Hello .
I’m using pgi/16/9 ( cuda8.0 ) and testing managed memory in fortran .
When I tried to add the '-ta:…managed’ option , the big code I’m porting with openacc compute wrong .
I found the problem using PGI_ACC_DEBUG=1 .
It’s a side effect of using local variable in subroutine in fortran
if declared with
!$acc declare create(Y)
versus
!$acc data create(Y)
...
!$acc end data
With the “declare” statement the local variable is not managed correctly !
Here is an example , were a local automatic array Y is computed on the GPU but it’s value is not update automatically as expected with managed memory to the CPU .
module mode_sub
implicit none
contains
subroutine sub_declare(X,N)
implicit none
INTEGER :: N
REAL ,DIMENSION (:,:,:) :: X
! local
REAL , DIMENSION(N,N,N) :: Y_DECLARE
!$acc declare create(Y_DECLARE)
! Work on GPU
!$acc kernels
Y_DECLARE = N**2
!$acc end kernels
!$acc update host(Y_DECLARE)
! Work on host
X = X + Y_DECLARE
end subroutine sub_declare
subroutine sub_data(X,N)
implicit none
INTEGER :: N
REAL ,DIMENSION (:,:,:) :: X
! local
REAL , DIMENSION(N,N,N) :: Y_DATA
!$acc data create(Y_DATA)
! Work on GPU
!$acc kernels
Y_DATA = N**2
!$acc end kernels
!$acc update host(Y_DATA)
! Work on host
X = X + Y_DATA
!$acc end data
end subroutine sub_data
end module mode_sub
program hello_declare_data_create
USE MODE_SUB
IMPLICIT NONE
INTEGER , PARAMETER :: N = 16
REAL , ALLOCATABLE ,DIMENSION (:,:,:) :: X
ALLOCATE (X(N,N,N))
X= 1.0
CALL SUB_DECLARE(X,N)
Print*,"SUB_DECLARE(X,N)=",X(N,N,N)
X= 1.0
CALL SUB_DATA(X,N)
Print*,"SUB_DATA(X,N) =", X(N,N,N)
end program hello_declare_data_create
Without the managed option all is OK
pgf90 -g -ta=host,tesla hello_managed_declare_data_create.f90 -o hello_managed_declare_data_create
hello_managed_declare_data_create
SUB_DECLARE(X,N)= 257.0000
SUB_DATA(X,N) = 257.0000
But compiled with managed memory :
pgf90 -g -ta=host,tesla,> managed > hello_managed_declare_data_create.f90 -o hello_managed_declare_data_create
hello_managed_declare_data_create
SUB_DECLARE(X,N)= > 1.000000 >
SUB_DATA(X,N) = 257.0000
I found the trick after digging a lot ( the code is very big ) .
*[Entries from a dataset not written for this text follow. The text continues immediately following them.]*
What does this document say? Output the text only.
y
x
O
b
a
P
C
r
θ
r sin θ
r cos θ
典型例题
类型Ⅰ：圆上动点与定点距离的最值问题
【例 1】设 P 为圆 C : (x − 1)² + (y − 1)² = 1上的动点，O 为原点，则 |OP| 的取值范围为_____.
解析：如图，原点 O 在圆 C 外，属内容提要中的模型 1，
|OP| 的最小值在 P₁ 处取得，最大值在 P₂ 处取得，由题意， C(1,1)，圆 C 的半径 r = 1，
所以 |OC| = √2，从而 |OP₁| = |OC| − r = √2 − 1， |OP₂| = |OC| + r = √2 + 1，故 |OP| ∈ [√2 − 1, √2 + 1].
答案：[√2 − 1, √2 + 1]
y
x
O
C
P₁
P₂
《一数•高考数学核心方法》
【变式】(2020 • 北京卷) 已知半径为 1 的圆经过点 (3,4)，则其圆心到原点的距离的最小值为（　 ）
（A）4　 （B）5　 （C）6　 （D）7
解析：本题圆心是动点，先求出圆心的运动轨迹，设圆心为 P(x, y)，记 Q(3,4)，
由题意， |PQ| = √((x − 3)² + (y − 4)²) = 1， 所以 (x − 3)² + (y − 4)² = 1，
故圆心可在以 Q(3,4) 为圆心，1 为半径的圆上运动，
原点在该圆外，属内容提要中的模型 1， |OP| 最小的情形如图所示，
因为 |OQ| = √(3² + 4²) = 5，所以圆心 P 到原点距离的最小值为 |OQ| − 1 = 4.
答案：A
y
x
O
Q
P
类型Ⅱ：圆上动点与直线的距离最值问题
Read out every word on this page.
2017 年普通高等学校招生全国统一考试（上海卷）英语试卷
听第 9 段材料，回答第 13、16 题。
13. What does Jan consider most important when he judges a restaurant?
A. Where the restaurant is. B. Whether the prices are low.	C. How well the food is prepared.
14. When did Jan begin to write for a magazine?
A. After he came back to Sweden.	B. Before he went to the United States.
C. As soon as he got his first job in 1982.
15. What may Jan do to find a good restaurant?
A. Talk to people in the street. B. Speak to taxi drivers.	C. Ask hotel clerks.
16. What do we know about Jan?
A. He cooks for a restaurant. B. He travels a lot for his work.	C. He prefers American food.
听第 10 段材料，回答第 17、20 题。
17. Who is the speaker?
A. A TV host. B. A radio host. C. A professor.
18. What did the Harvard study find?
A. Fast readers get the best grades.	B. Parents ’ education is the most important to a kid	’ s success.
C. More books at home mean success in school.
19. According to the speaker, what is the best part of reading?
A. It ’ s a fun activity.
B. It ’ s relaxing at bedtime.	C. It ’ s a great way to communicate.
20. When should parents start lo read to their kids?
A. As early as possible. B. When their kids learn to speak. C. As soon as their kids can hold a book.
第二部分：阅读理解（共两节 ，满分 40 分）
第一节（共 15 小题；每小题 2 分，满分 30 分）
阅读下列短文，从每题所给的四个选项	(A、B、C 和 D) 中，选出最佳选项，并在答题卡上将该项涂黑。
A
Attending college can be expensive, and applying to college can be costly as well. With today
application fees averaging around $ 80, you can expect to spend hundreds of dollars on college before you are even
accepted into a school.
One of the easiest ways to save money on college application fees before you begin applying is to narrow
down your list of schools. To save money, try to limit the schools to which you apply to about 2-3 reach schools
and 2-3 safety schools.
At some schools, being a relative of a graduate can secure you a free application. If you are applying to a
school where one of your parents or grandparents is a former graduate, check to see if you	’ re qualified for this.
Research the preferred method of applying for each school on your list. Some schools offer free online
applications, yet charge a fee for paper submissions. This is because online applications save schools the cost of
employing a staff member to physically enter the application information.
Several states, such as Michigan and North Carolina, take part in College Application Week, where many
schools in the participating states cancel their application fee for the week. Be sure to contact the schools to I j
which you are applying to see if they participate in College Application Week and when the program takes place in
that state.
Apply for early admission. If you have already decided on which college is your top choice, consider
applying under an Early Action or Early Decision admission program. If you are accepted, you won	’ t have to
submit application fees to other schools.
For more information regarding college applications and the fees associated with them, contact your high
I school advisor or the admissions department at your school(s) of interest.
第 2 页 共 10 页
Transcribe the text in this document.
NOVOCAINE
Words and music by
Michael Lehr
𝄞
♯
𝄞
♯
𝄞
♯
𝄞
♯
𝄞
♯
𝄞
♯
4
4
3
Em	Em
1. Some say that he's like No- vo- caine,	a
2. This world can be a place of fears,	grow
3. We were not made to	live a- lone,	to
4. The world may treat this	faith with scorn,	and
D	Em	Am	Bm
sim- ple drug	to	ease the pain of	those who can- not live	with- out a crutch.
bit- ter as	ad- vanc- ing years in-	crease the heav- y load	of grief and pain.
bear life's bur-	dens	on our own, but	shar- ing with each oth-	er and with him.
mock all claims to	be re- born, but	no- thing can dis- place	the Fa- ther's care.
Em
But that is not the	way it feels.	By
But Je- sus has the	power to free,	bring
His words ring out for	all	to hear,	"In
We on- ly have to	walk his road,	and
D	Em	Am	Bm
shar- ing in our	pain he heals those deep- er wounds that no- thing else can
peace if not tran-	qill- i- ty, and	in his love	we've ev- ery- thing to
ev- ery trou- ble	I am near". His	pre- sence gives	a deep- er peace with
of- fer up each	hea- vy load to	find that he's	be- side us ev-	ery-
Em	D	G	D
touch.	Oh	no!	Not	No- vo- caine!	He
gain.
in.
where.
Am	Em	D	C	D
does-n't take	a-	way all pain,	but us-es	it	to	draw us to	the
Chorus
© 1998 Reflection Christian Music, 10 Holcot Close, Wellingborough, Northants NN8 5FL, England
When activating PGI_ACC_DEBUG=1 , I found that the problem is due to the fact that with the declare statement the array Y_DECLARE is allocated with the mirror function pgi_uacc_mirror_alloc , and the Y_DATA one is not !
PGI_ACC_DEBUG=1./hello_managed_declare_data_create |& egrep ‘alloc.*y_declare’
pgi_uacc_mirror_alloc> (size=4096,elemsize=4,hosthandle=0x701fc5010,lineno=0,name=y_declare)
pgi_uacc_mirror_alloc(size=4096,elemsize=4,lineno=0,name=y_declare) returns 0x7020c0000
pgi_uacc_mirror_dealloc(ptr=0x7020c0000,lineno=22,name=y_declare)
REM : The problem is identical with local allocatable array
Bye
Juan